La Cámara de Diputados aprobó el miércoles, en lo general, el dictamen que expide la nueva Ley General de Aguas y reforma la Ley de Aguas Nacionales, en una sesión marcada por fuertes posiciones a favor y en contra. Tras un debate que se prolongó por más de seis horas, el pleno avaló la iniciativa con 328 votos a favor, 131 en contra y cinco abstenciones.

La propuesta, impulsada por la presidenta Claudia Sheinbaum, buscó establecer un nuevo marco jurídico para regular el uso del agua en procesos productivos, ordenar el sistema de concesiones y garantizar su disponibilidad para toda la población. Morena, PT y PVEM defendieron que la ley combate el acaparamiento y el mercado negro del líquido, además de fortalecer la supervisión del Estado.

Sin embargo, los grupos opositores del PRI, PAN y MC acusaron que la reforma centraliza las decisiones y abre la puerta al uso político del recurso.
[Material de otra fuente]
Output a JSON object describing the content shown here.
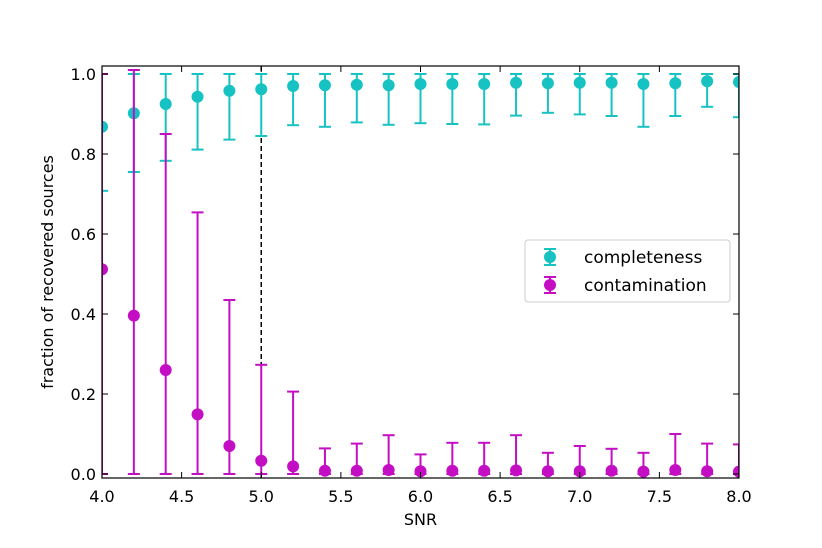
{
  "chart_data": {
    "type": "scatter",
    "title": "",
    "xlabel": "SNR",
    "ylabel": "fraction of recovered sources",
    "xlim": [
      4.0,
      8.0
    ],
    "ylim": [
      -0.01,
      1.02
    ],
    "xticks": [
      "4.0",
      "4.5",
      "5.0",
      "5.5",
      "6.0",
      "6.5",
      "7.0",
      "7.5",
      "8.0"
    ],
    "yticks": [
      "0.0",
      "0.2",
      "0.4",
      "0.6",
      "0.8",
      "1.0"
    ],
    "vline": 5.0,
    "legend_position": "center-right",
    "x": [
      4.0,
      4.2,
      4.4,
      4.6,
      4.8,
      5.0,
      5.2,
      5.4,
      5.6,
      5.8,
      6.0,
      6.2,
      6.4,
      6.6,
      6.8,
      7.0,
      7.2,
      7.4,
      7.6,
      7.8,
      8.0
    ],
    "series": [
      {
        "name": "completeness",
        "color": "#17c2c2",
        "values": [
          0.868,
          0.902,
          0.925,
          0.943,
          0.958,
          0.962,
          0.97,
          0.972,
          0.973,
          0.972,
          0.975,
          0.975,
          0.975,
          0.978,
          0.977,
          0.978,
          0.978,
          0.975,
          0.977,
          0.982,
          0.98
        ],
        "err_low": [
          0.708,
          0.755,
          0.783,
          0.811,
          0.836,
          0.845,
          0.872,
          0.868,
          0.879,
          0.873,
          0.877,
          0.875,
          0.874,
          0.896,
          0.903,
          0.899,
          0.895,
          0.868,
          0.895,
          0.918,
          0.892
        ],
        "err_high": [
          1.0,
          1.0,
          1.0,
          1.0,
          1.0,
          1.0,
          1.0,
          1.0,
          1.0,
          1.0,
          1.0,
          1.0,
          1.0,
          1.0,
          1.0,
          1.0,
          1.0,
          1.0,
          1.0,
          1.0,
          1.0
        ]
      },
      {
        "name": "contamination",
        "color": "#c40ec4",
        "values": [
          0.512,
          0.396,
          0.26,
          0.149,
          0.07,
          0.033,
          0.019,
          0.008,
          0.008,
          0.01,
          0.007,
          0.008,
          0.008,
          0.009,
          0.007,
          0.007,
          0.008,
          0.006,
          0.01,
          0.007,
          0.006
        ],
        "err_low": [
          0.0,
          0.0,
          0.0,
          0.0,
          0.0,
          0.0,
          0.0,
          0.0,
          0.0,
          0.0,
          0.0,
          0.0,
          0.0,
          0.0,
          0.0,
          0.0,
          0.0,
          0.0,
          0.0,
          0.0,
          0.0
        ],
        "err_high": [
          1.0,
          1.01,
          0.85,
          0.654,
          0.435,
          0.273,
          0.206,
          0.064,
          0.076,
          0.097,
          0.049,
          0.078,
          0.078,
          0.097,
          0.053,
          0.07,
          0.063,
          0.053,
          0.1,
          0.076,
          0.074
        ]
      }
    ]
  }
}
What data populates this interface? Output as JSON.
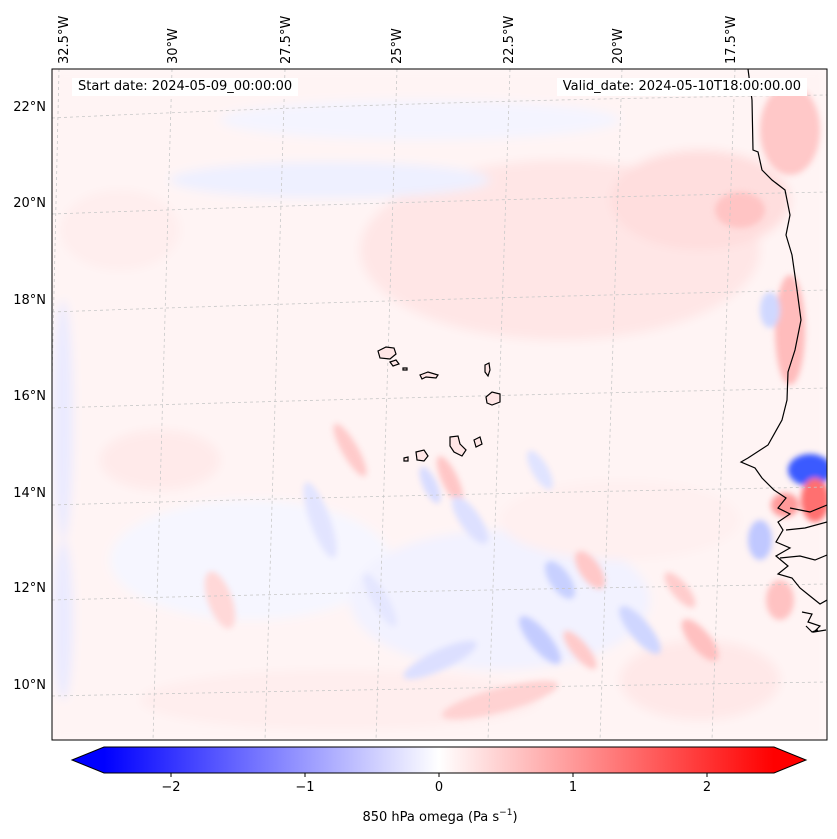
{
  "map": {
    "variable_label": "850 hPa omega (Pa s",
    "variable_unit_sup": "−1",
    "variable_label_close": ")",
    "start_date": "Start date: 2024-05-09_00:00:00",
    "valid_date": "Valid_date: 2024-05-10T18:00:00.00",
    "lon_ticks": [
      "32.5°W",
      "30°W",
      "27.5°W",
      "25°W",
      "22.5°W",
      "20°W",
      "17.5°W"
    ],
    "lat_ticks": [
      "22°N",
      "20°N",
      "18°N",
      "16°N",
      "14°N",
      "12°N",
      "10°N"
    ],
    "colormap": "bwr",
    "colors": {
      "negative": "#0000ff",
      "zero": "#ffffff",
      "positive": "#ff0000",
      "coast": "#000000",
      "grid": "#bfbfbf"
    }
  },
  "colorbar": {
    "tick_labels": [
      "−2",
      "−1",
      "0",
      "1",
      "2"
    ],
    "tick_values": [
      -2,
      -1,
      0,
      1,
      2
    ],
    "range": [
      -2.5,
      2.5
    ],
    "extend": "both"
  }
}
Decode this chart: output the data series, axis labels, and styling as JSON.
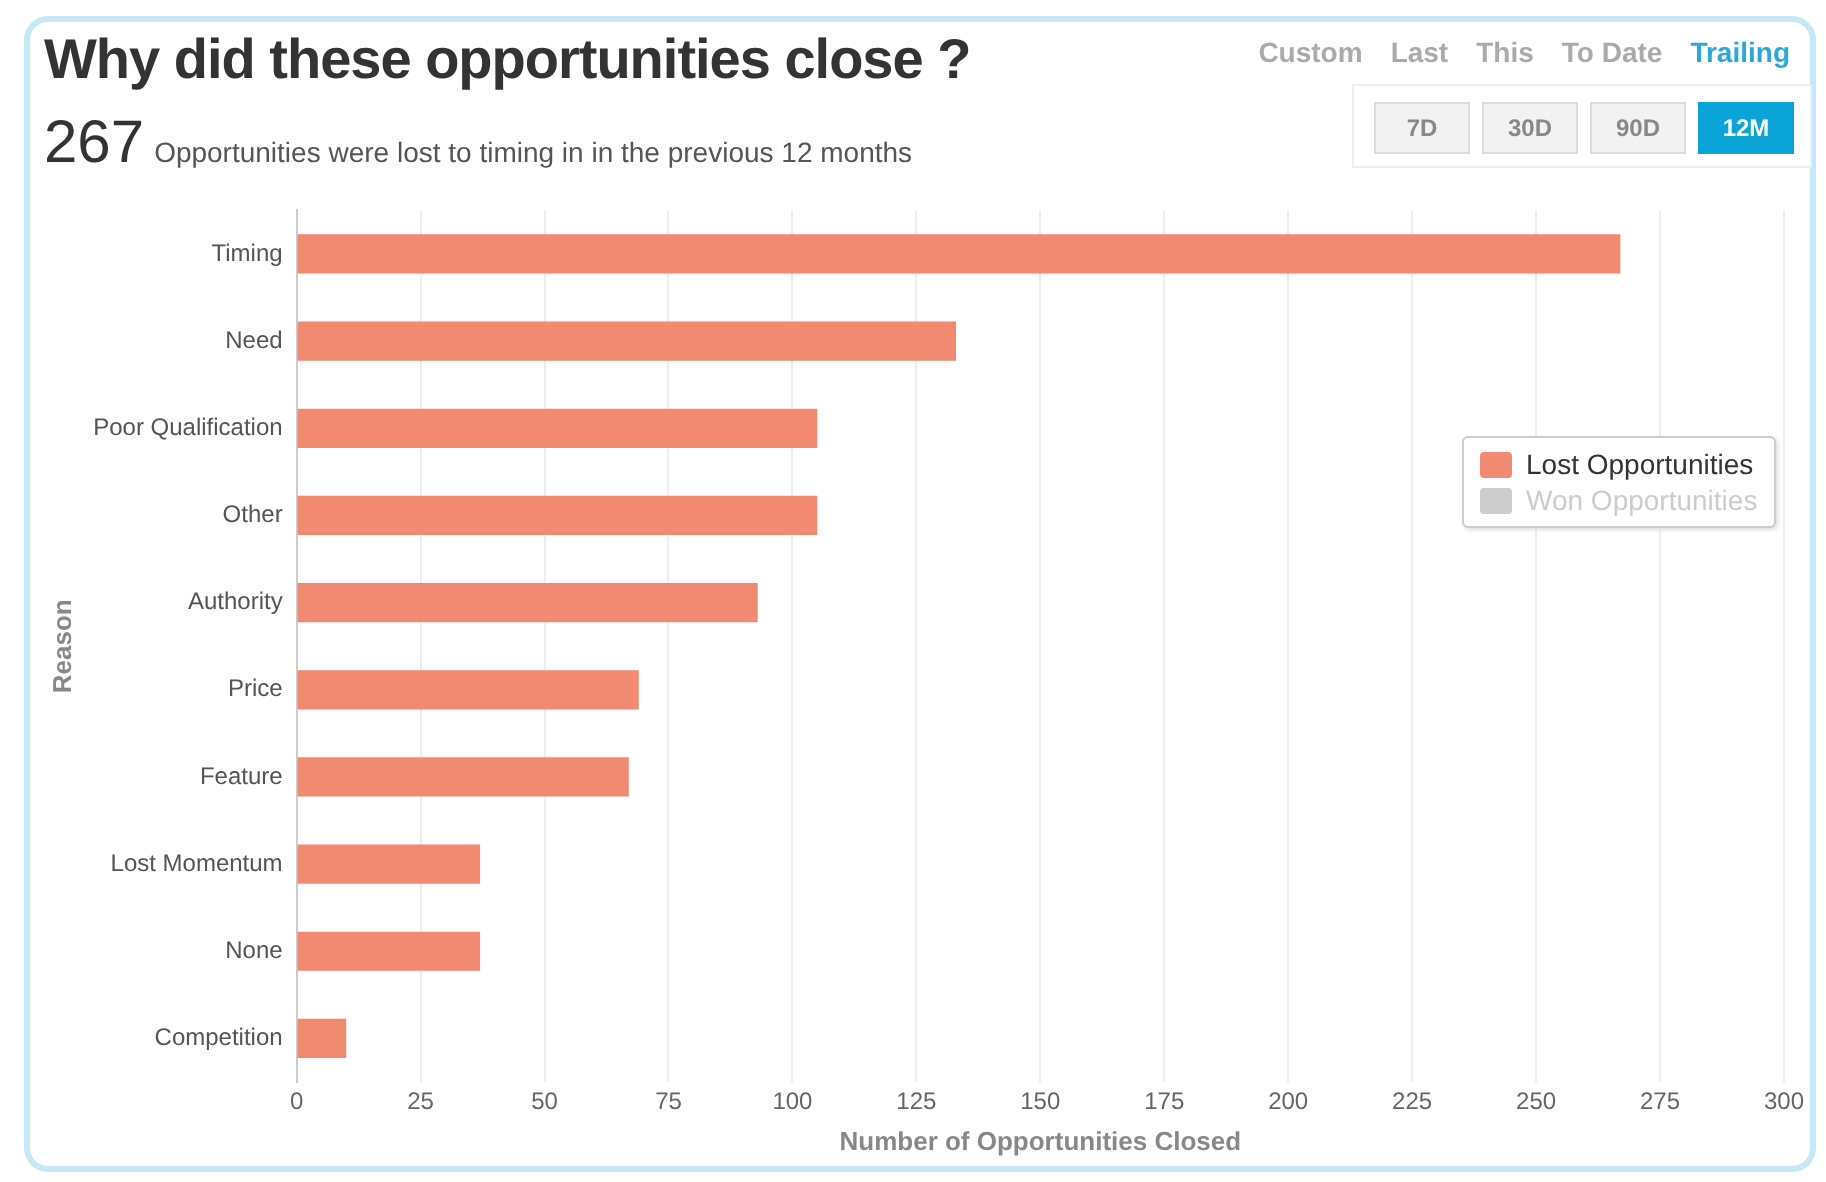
{
  "chart_data": {
    "type": "bar",
    "orientation": "horizontal",
    "title": "Why did these opportunities close ?",
    "subtitle": "Opportunities were lost to timing in in the previous 12 months",
    "xlabel": "Number of Opportunities Closed",
    "ylabel": "Reason",
    "categories": [
      "Timing",
      "Need",
      "Poor Qualification",
      "Other",
      "Authority",
      "Price",
      "Feature",
      "Lost Momentum",
      "None",
      "Competition"
    ],
    "series": [
      {
        "name": "Lost Opportunities",
        "color": "#f28a72",
        "values": [
          267,
          133,
          105,
          105,
          93,
          69,
          67,
          37,
          37,
          10
        ]
      },
      {
        "name": "Won Opportunities",
        "color": "#cccccc",
        "values": [
          null,
          null,
          null,
          null,
          null,
          null,
          null,
          null,
          null,
          null
        ]
      }
    ],
    "xlim": [
      0,
      300
    ],
    "xticks": [
      0,
      25,
      50,
      75,
      100,
      125,
      150,
      175,
      200,
      225,
      250,
      275,
      300
    ],
    "grid": "x",
    "legend": "right",
    "annotations": [
      "267",
      "Custom",
      "Last",
      "This",
      "To Date",
      "Trailing",
      "7D",
      "30D",
      "90D",
      "12M"
    ]
  }
}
Durante la discusión se señalaron puntos polémicos, como la desaparición del régimen de transmisión de derechos de agua entre particulares y la obligación de devolver a la Conagua las concesiones que no se utilicen conforme a lo autorizado.

El dictamen también contempló la creación del Registro Nacional del Agua, con el fin de transparentar y controlar el régimen de concesiones, así como un catálogo de prácticas de responsabilidad hídrica.

En lo particular, los diputados comenzaron la discusión de 529 reservas, con una lista de 154 oradores que se prolongaría hasta la madrugada.